メイン料理にご飯と味噌汁、それに小鉢が完成したのでお膳に載せてセレーナとリーシェが待つリビングへと運んでいく。それを覗きこみながらリーシェが首を傾げた。
(これは……、何ですか?)
「焼き肉定食だよ。リーシェのはご飯と焼き肉を超特盛りにしてあげたから」
(エミリアが得意という定食とはこれですか。米はともかく野菜はちょっと……、あ、一番嫌いなニンジンが入っているじゃないですか!)
リーシェは小鉢に入っているダイコンとニンジンのなますを指して悲鳴を上げる。うるさい魔獣だな、肉ばっかり食べてるけどそもそも何でも食べられることは裏がとれているんだよ。

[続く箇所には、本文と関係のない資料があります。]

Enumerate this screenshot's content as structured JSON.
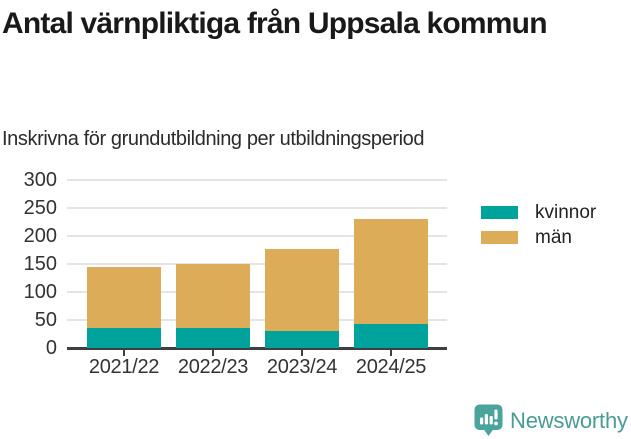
{
  "title": "Antal värnpliktiga från Uppsala kommun",
  "subtitle": "Inskrivna för grundutbildning per utbildningsperiod",
  "footer": {
    "brand": "Newsworthy",
    "logo_icon": "newsworthy-speech-bubble-bar-chart-icon"
  },
  "colors": {
    "kvinnor": "#00A39B",
    "man": "#DCAC58",
    "axis": "#3f3f3f",
    "grid": "#e4e4e4",
    "title_text": "#191919",
    "label_text": "#333333",
    "brand_teal": "#4a9b94"
  },
  "chart_data": {
    "type": "bar",
    "stacked": true,
    "title": "Antal värnpliktiga från Uppsala kommun",
    "subtitle": "Inskrivna för grundutbildning per utbildningsperiod",
    "categories": [
      "2021/22",
      "2022/23",
      "2023/24",
      "2024/25"
    ],
    "series": [
      {
        "name": "kvinnor",
        "color": "#00A39B",
        "values": [
          35,
          36,
          30,
          43
        ]
      },
      {
        "name": "män",
        "color": "#DCAC58",
        "values": [
          110,
          114,
          146,
          187
        ]
      }
    ],
    "totals": [
      145,
      150,
      176,
      230
    ],
    "xlabel": "",
    "ylabel": "",
    "ylim": [
      0,
      300
    ],
    "yticks": [
      0,
      50,
      100,
      150,
      200,
      250,
      300
    ],
    "grid": true,
    "legend_position": "right"
  }
}
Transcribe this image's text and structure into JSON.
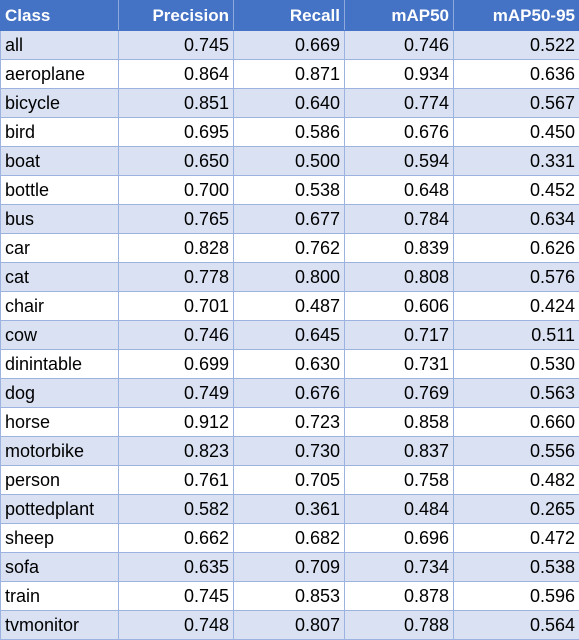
{
  "table": {
    "headers": [
      "Class",
      "Precision",
      "Recall",
      "mAP50",
      "mAP50-95"
    ],
    "rows": [
      [
        "all",
        "0.745",
        "0.669",
        "0.746",
        "0.522"
      ],
      [
        "aeroplane",
        "0.864",
        "0.871",
        "0.934",
        "0.636"
      ],
      [
        "bicycle",
        "0.851",
        "0.640",
        "0.774",
        "0.567"
      ],
      [
        "bird",
        "0.695",
        "0.586",
        "0.676",
        "0.450"
      ],
      [
        "boat",
        "0.650",
        "0.500",
        "0.594",
        "0.331"
      ],
      [
        "bottle",
        "0.700",
        "0.538",
        "0.648",
        "0.452"
      ],
      [
        "bus",
        "0.765",
        "0.677",
        "0.784",
        "0.634"
      ],
      [
        "car",
        "0.828",
        "0.762",
        "0.839",
        "0.626"
      ],
      [
        "cat",
        "0.778",
        "0.800",
        "0.808",
        "0.576"
      ],
      [
        "chair",
        "0.701",
        "0.487",
        "0.606",
        "0.424"
      ],
      [
        "cow",
        "0.746",
        "0.645",
        "0.717",
        "0.511"
      ],
      [
        "dinintable",
        "0.699",
        "0.630",
        "0.731",
        "0.530"
      ],
      [
        "dog",
        "0.749",
        "0.676",
        "0.769",
        "0.563"
      ],
      [
        "horse",
        "0.912",
        "0.723",
        "0.858",
        "0.660"
      ],
      [
        "motorbike",
        "0.823",
        "0.730",
        "0.837",
        "0.556"
      ],
      [
        "person",
        "0.761",
        "0.705",
        "0.758",
        "0.482"
      ],
      [
        "pottedplant",
        "0.582",
        "0.361",
        "0.484",
        "0.265"
      ],
      [
        "sheep",
        "0.662",
        "0.682",
        "0.696",
        "0.472"
      ],
      [
        "sofa",
        "0.635",
        "0.709",
        "0.734",
        "0.538"
      ],
      [
        "train",
        "0.745",
        "0.853",
        "0.878",
        "0.596"
      ],
      [
        "tvmonitor",
        "0.748",
        "0.807",
        "0.788",
        "0.564"
      ]
    ]
  },
  "colors": {
    "header_bg": "#4472C4",
    "header_text": "#ffffff",
    "band_row": "#D9E1F2",
    "plain_row": "#ffffff",
    "border": "#9bb3de"
  }
}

「まがりなりにも兎のフォルムをしているんだから、ニンジンが嫌いとか絶対に許さない」
(それは偏見では……)
一方で、セレーナは好き嫌いなく勢いよく焼き肉定食を食べ進めていた。
「やっぱりこの定食っていうの美味しいな。命の危険があっても時間を巻き戻してもらえるし、エミリアと一緒に旅ができてよかったよ」
「お気楽だな……、巻き戻すのは簡単じゃないんだからね」
「でも、魔獣に襲われても何とかなったし、暗殺も何とかなっただろ。エミリア、もうほぼ不死身なんじゃないか?」
だから、やってるこっちは本当に必死なんだって……。
……出発から三日で二度も死にかけてるんだけど。この旅、大丈夫なの?
――大丈夫なわけがなかった。
私はこの後も何度も死にそうな目に遭うことになる。そして、その度に私の魔力は鍛えられ、強くたくましくなっていった。
後になって思えば、この旅と同時に私の成長が始まったんだ。